On his rough debut in Colorado last season: "I don't think that will happen anymore. Obviously, not everybody is Jamie Moyer, but if you aren't able to get the movement, you can't pitch in that sort of (velocity) range with the sort of stuff that I have."

On the home run he allowed: "It was just adding to the mandatory spring training trend. I'm glad I got it out of the way early. It was just a fastball. It was the second pitch I've thrown to a hitter competitively without a screen around and I left it down the middle. The first pitch I really executed and was able to hit it, and that one I was just trying to go back there again and threw it down the middle and Bautista hit it. That's what happens when you throw pitches down the pipe."

On the cutter: "I threw it a lot more than I anticipated, just because I was going toward the swings. It's nice to know because I'm working on it. I easily could have thrown my change-up in any of those situations, but I'm really trying to stray from it and throw the curveball and throw the cutter more so, and that's what I was able to do. I know there were a couple of counts where I could have gone straight to the change-up. That's kind of what I normally would always favor. But now to add in the curveball, the cutter, I just think it makes a little harder for the hitters."
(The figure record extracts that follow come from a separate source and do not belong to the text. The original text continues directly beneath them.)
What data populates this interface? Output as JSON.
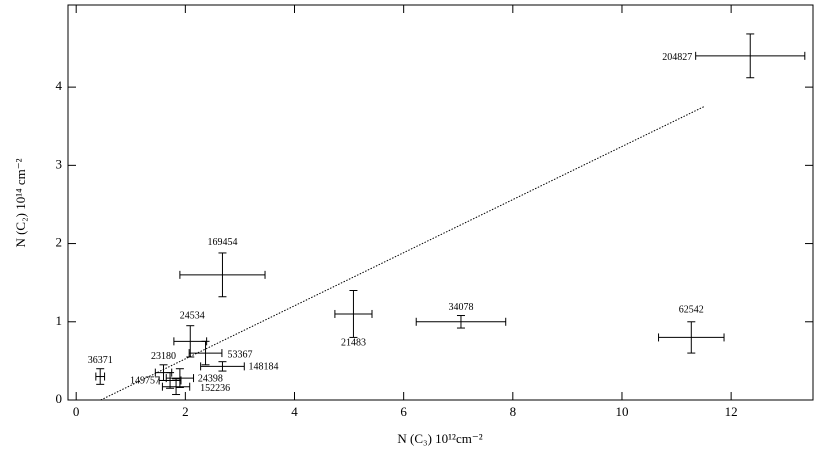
{
  "chart_data": {
    "type": "scatter",
    "xlabel": "N (C₃) 10¹²cm⁻²",
    "ylabel": "N (C₂) 10¹⁴ cm⁻²",
    "xlim": [
      -0.15,
      13.5
    ],
    "ylim": [
      0,
      5.05
    ],
    "xticks": [
      0,
      2,
      4,
      6,
      8,
      10,
      12
    ],
    "yticks": [
      0,
      1,
      2,
      3,
      4
    ],
    "color": "#000000",
    "series": [
      {
        "labels": [
          "204827",
          "169454",
          "21483",
          "34078",
          "62542",
          "24534",
          "53367",
          "148184",
          "36371",
          "23180",
          "149757",
          "24398",
          "152236"
        ],
        "x": [
          12.35,
          2.68,
          5.08,
          7.05,
          11.27,
          2.09,
          2.37,
          2.68,
          0.44,
          1.6,
          1.72,
          1.9,
          1.83
        ],
        "xerr": [
          1.0,
          0.78,
          0.34,
          0.82,
          0.6,
          0.3,
          0.3,
          0.4,
          0.08,
          0.15,
          0.2,
          0.25,
          0.25
        ],
        "values": [
          4.4,
          1.6,
          1.1,
          1.0,
          0.8,
          0.75,
          0.6,
          0.43,
          0.3,
          0.35,
          0.25,
          0.28,
          0.17
        ],
        "yerr": [
          0.28,
          0.28,
          0.3,
          0.08,
          0.2,
          0.2,
          0.15,
          0.06,
          0.1,
          0.1,
          0.1,
          0.12,
          0.1
        ]
      }
    ],
    "fit": {
      "x": [
        0.45,
        11.5
      ],
      "y": [
        0,
        3.75
      ]
    }
  }
}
On feeling comfortable with the cutter by the end of spring training: "I think it's something that if I'm really able to execute it then I can really take it out there and use it more than I anticipated. But I really do know in spring training that I have to establish the fastball. All of those hits were off fastballs, and that's kind of where the first game, I know I'm not going to hit all my spots every time out, but just getting the reps with my fastball first and foremost is key. But when I'm able to get myself in a strikeout situations and I have three pitches now I can throw to really get a guy out, I think that makes it more of a challenge for them to go up and battle."